Spector is more hopeful, believing that the apparent downsides are of less concern than the health consequences facing the 64 per cent of overweight and obese adults in Britain, whom the NHS spends £6 million per year to treat (a figure predicted to reach over £9.7 million annually by 2050).
It “could make us think more about our gut health, our immune system, and all of the other things that interact with our food, as we de-focus obsession with just weight alone,” he says.
And for the fad diet programmes – or “parasites” who are “misleading the public, never publishing the results or telling people that their chances of succeeding are small” – the death knell would be welcome. “I wouldn’t be sorry to see them all go.”

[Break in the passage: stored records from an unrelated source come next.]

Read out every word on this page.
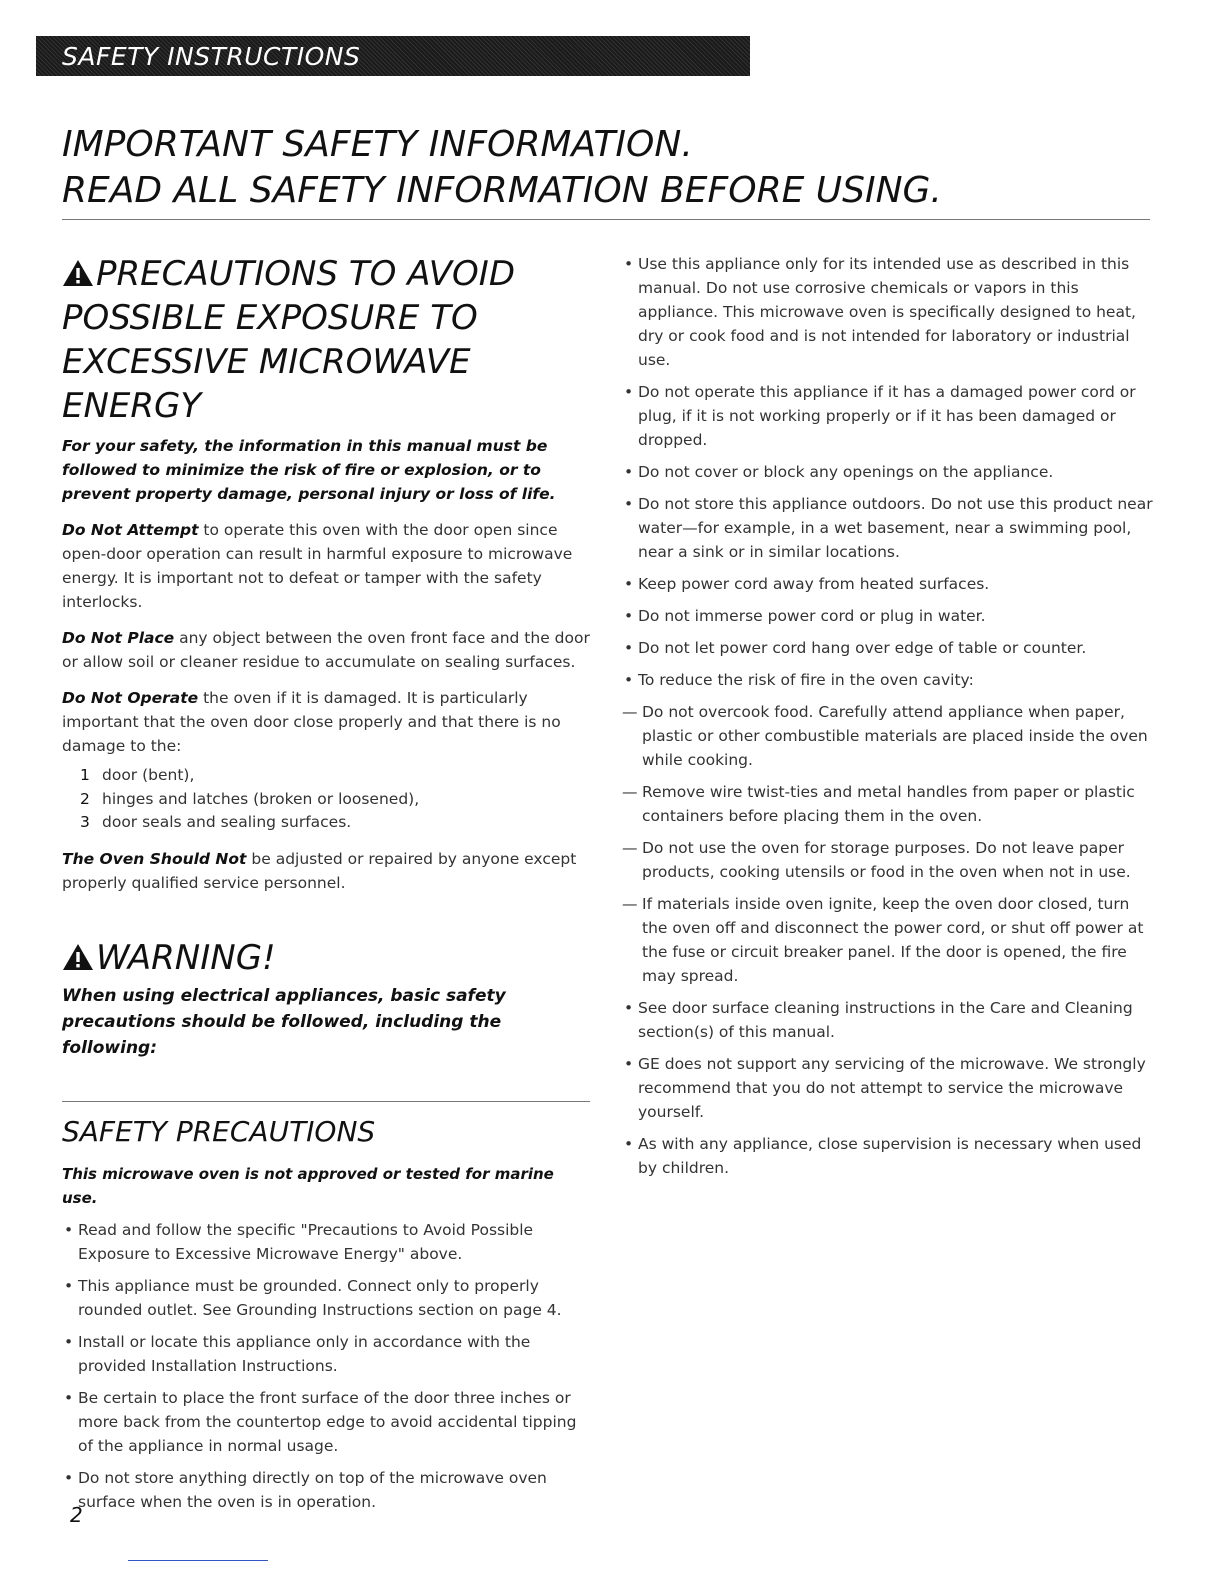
SAFETY INSTRUCTIONS
IMPORTANT SAFETY INFORMATION.
READ ALL SAFETY INFORMATION BEFORE USING.
PRECAUTIONS TO AVOID
POSSIBLE EXPOSURE TO
EXCESSIVE MICROWAVE
ENERGY

For your safety, the information in this manual must be followed to minimize the risk of fire or explosion, or to prevent property damage, personal injury or loss of life.

Do Not Attempt to operate this oven with the door open since open-door operation can result in harmful exposure to microwave energy. It is important not to defeat or tamper with the safety interlocks.

Do Not Place any object between the oven front face and the door or allow soil or cleaner residue to accumulate on sealing surfaces.

Do Not Operate the oven if it is damaged. It is particularly important that the oven door close properly and that there is no damage to the:

1 door (bent),
2 hinges and latches (broken or loosened),
3 door seals and sealing surfaces.

The Oven Should Not be adjusted or repaired by anyone except properly qualified service personnel.

WARNING!

When using electrical appliances, basic safety precautions should be followed, including the following:

SAFETY PRECAUTIONS

This microwave oven is not approved or tested for marine use.

• Read and follow the specific "Precautions to Avoid Possible Exposure to Excessive Microwave Energy" above.
• This appliance must be grounded. Connect only to properly rounded outlet. See Grounding Instructions section on page 4.
• Install or locate this appliance only in accordance with the provided Installation Instructions.
• Be certain to place the front surface of the door three inches or more back from the countertop edge to avoid accidental tipping of the appliance in normal usage.
• Do not store anything directly on top of the microwave oven surface when the oven is in operation.
• Use this appliance only for its intended use as described in this manual. Do not use corrosive chemicals or vapors in this appliance. This microwave oven is specifically designed to heat, dry or cook food and is not intended for laboratory or industrial use.
• Do not operate this appliance if it has a damaged power cord or plug, if it is not working properly or if it has been damaged or dropped.
• Do not cover or block any openings on the appliance.
• Do not store this appliance outdoors. Do not use this product near water—for example, in a wet basement, near a swimming pool, near a sink or in similar locations.
• Keep power cord away from heated surfaces.
• Do not immerse power cord or plug in water.
• Do not let power cord hang over edge of table or counter.
• To reduce the risk of fire in the oven cavity:
— Do not overcook food. Carefully attend appliance when paper, plastic or other combustible materials are placed inside the oven while cooking.
— Remove wire twist-ties and metal handles from paper or plastic containers before placing them in the oven.
— Do not use the oven for storage purposes. Do not leave paper products, cooking utensils or food in the oven when not in use.
— If materials inside oven ignite, keep the oven door closed, turn the oven off and disconnect the power cord, or shut off power at the fuse or circuit breaker panel. If the door is opened, the fire may spread.
• See door surface cleaning instructions in the Care and Cleaning section(s) of this manual.
• GE does not support any servicing of the microwave. We strongly recommend that you do not attempt to service the microwave yourself.
• As with any appliance, close supervision is necessary when used by children.
2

An entirely diet-industry-free future may be a way off, though. WW’s new partnership isn’t the first to pair a lifestyle programme with GLP-1 prescriptions: Noom Inc, an online weight-loss outfit that uses calorie counts to colour-code foods for users, launched a similar tie-up late last year. (Novo Holdings, which has the majority of shares in Novo Nordisk, is also a Noom investor).

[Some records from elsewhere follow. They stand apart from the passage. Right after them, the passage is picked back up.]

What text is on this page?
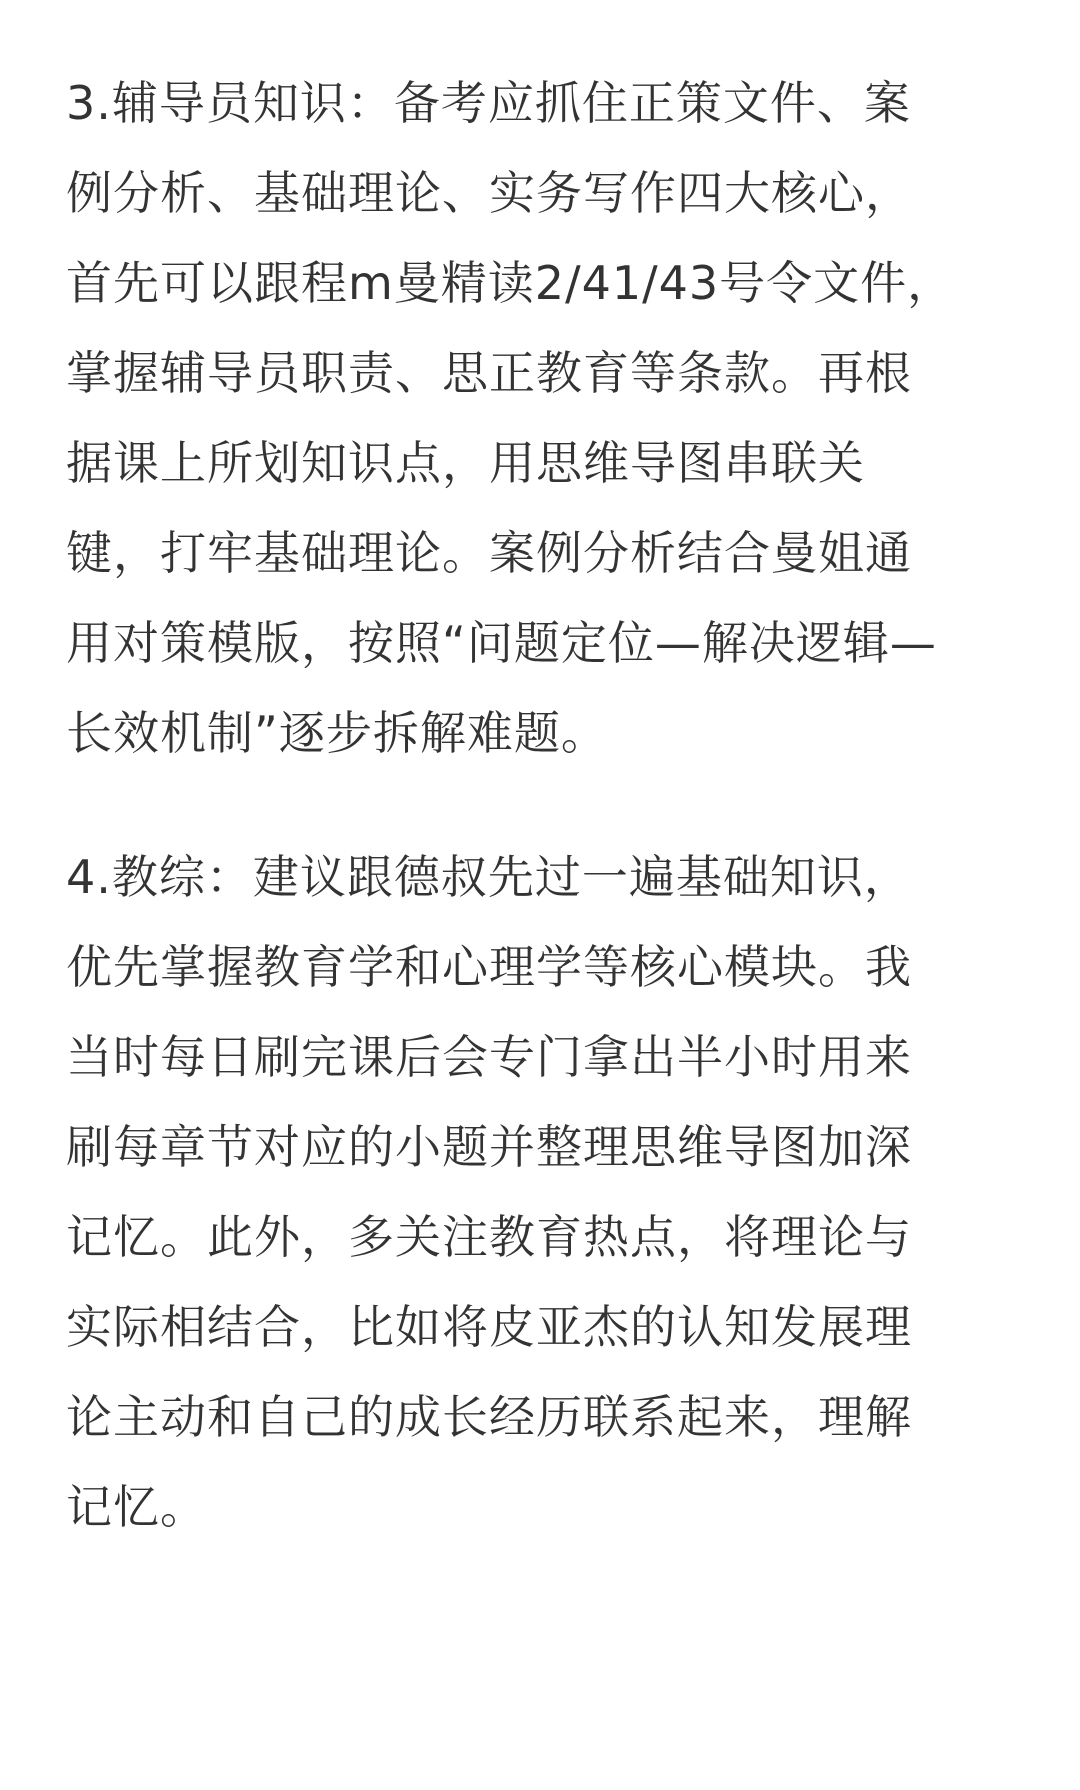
3.辅导员知识：备考应抓住正策文件、案
例分析、基础理论、实务写作四大核心，
首先可以跟程m曼精读2/41/43号令文件，
掌握辅导员职责、思正教育等条款。再根
据课上所划知识点，用思维导图串联关
键，打牢基础理论。案例分析结合曼姐通
用对策模版，按照“问题定位—解决逻辑—
长效机制”逐步拆解难题。
4.教综：建议跟德叔先过一遍基础知识，
优先掌握教育学和心理学等核心模块。我
当时每日刷完课后会专门拿出半小时用来
刷每章节对应的小题并整理思维导图加深
记忆。此外，多关注教育热点，将理论与
实际相结合，比如将皮亚杰的认知发展理
论主动和自己的成长经历联系起来，理解
记忆。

“It’s hard to say for sure what diet businesses will do. However, if they are smart, they will embrace the future,” according to Spencer Nadolsky, medical director of Sequence.
“If you look at the data, it is pretty clear that lifestyle alone will only help a minority of individuals with obesity resolve their obesity or obesity-related comorbidities [such as type 2 diabetes, heart disease and osteoarthritis] in the long run.”
What will become of the diet industry?
Other diet-industry long-timers say they aren’t packing up just yet.
Carolyn Pallister, nutrition, research and health policy manager at Slimming World, says that semaglutide is only “a short-term intervention… our approach includes psychological and behaviour change support to help members change their mindset around their weight and their eating and activity levels, as well as powerfully motivating peer support from other slimmers. All of this is vital to sustaining any lifestyle changes in the long-term.”
The “essential role” Slimming World plays will remain, she adds – jab or otherwise.
Both Nadolsky and Spector, who speaks to me from Los Angeles, where he says adverts for Ozempic are “everywhere”, believe that this new era of weight-loss medication could alter the conversation around size for the better.